Jahresrückblick 2015

Die neue Avantgarde


In den Jahren mit der Fünf werden die Weichen gestellt. Das galt von 1955 bis 2005. Und das gilt für 2015: Eine neue Form von Avantgarde ist erfolgreich, weil sie eine Gegenreaktion zur digitalen Musikrevolution ist. Das Äquivalent der Musik zum philosophischen Roman und zum experimentellen Hollywoodfilm.

Das Atonal-Festival im geräumigen Kraftwerk in Berlin war im August 2015 restlos ausverkauft. Im Publikum auch diejenigen, die man sich landläufig unter der Avantgarde-Zielgruppe vorstellt, Damen und Herren im besten Alter. Zu sehen waren aber vorwiegend junge Leute, sogenannte Digital Natives, denen man gerne vorwirft, das Leben mit der Aufmerksamkeitsspanne eines Goldfisches zu bestreiten. Auf dem Atonal waren die Krautrockveteranen Faust zu Gast, die, anders als viele Kollegen von damals, nie zum Wohlklang gewechselt sind. Das Duo spielte ein Konzert zusammen mit dem 75-jährigen studierten Mathematiker und Minimal-Universalgelehrten Tony Conrad. „Selbiger sägte eine Stunde lang aus seiner elektrisch verstärkten Geige unermüdlich ein und denselben Ton heraus, während Faust-Bassist Jean-Hervé Péron und Schlagzeuger Zappi Diermaier stoisch wie eine elektrisch verstärkte Zahnbürste ein und denselben Rhythmus erzeugten“, berichtete Musikkritiker Jens Balzer in der „Berliner Zeitung“. Noch einmal: Dies geschah nicht vor zwei Dutzend Ewig-Avantgardistischen, sondern vor einigen Tausend Leuten. Und die waren begeistert.

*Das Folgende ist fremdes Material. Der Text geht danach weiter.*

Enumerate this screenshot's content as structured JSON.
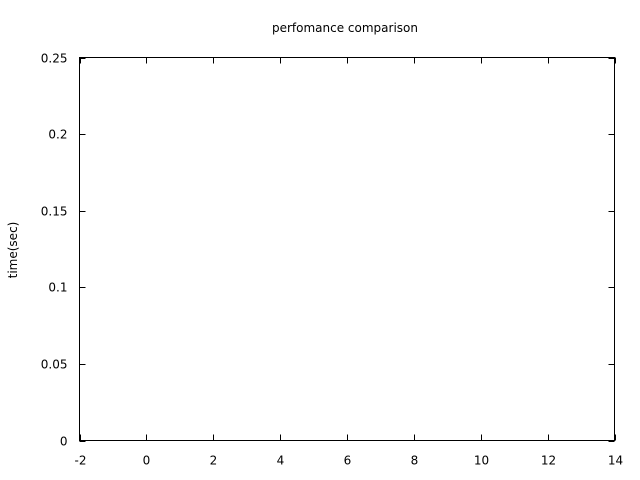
{
  "chart_data": {
    "type": "line",
    "title": "perfomance comparison",
    "xlabel": "",
    "ylabel": "time(sec)",
    "xlim": [
      -2,
      14
    ],
    "ylim": [
      0,
      0.25
    ],
    "x_ticks": [
      -2,
      0,
      2,
      4,
      6,
      8,
      10,
      12,
      14
    ],
    "y_ticks": [
      0,
      0.05,
      0.1,
      0.15,
      0.2,
      0.25
    ],
    "x_tick_labels": [
      "-2",
      "0",
      "2",
      "4",
      "6",
      "8",
      "10",
      "12",
      "14"
    ],
    "y_tick_labels": [
      "0",
      "0.05",
      "0.1",
      "0.15",
      "0.2",
      "0.25"
    ],
    "grid": false,
    "legend": "none",
    "series": []
  }
}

Die Liste der experimentellen Musiker, die heutzutage spielend große Säle füllen, wird immer länger

Die Liste der experimentellen Musiker, die heute spielend große Säle füllen, wird immer länger. Dazu zählen der Kanadier Tim Hecker, der Amerikaner Daniel Lopatin und Ben Frost, Australier mit Wohnsitz in Island. Die drei sind Weggefährten, alle bereits seit Anfang der 2000er-Jahre aktiv. Und immer erfolgreicher. Lopatins neues Werk als Oneohtrix Point Never lässt das letzte Album von Aphex Twin wirken wie ein Stück elektronisches Biedermeier: GARDEN OF DELETE funktioniert als Klangbild eines Gehirns nach zwei Jahren ununterbrochenen digitalen Medienmissbrauchs; das wirre Album ist wohl deshalb so faszinierend, weil wir beim Hören merken, dass Lopatin nicht den Irren spielt, sondern uns besser kennt, als wir glauben. Ben Frost ist mit seinem Album AURORA bei Mute gelandet, die Platte kam schon 2014 raus, aber richtig geknallt hat sie in diesem Jahr. Tim Hecker bestritt die Zeit von Ende 2014 bis Mitte 2015 mit einer Reihe sehr gut dotierter Festivalauftritte in Hamburg und Helsinki, Sydney und San Francisco, Bern und London. Extrem gut beschäftigt sind auch Nils Frahm und Ólafur Arnalds, beide beim Berlin/ Londoner Label Erased Tapes unter Vertrag – und befinden sich dort mal alleine, mal zusammen, mal gemeinsam mit anderen auf der überaus interessanten Suche nach dem Analogen im Digitalen, nach den Brüchen der Schönheit.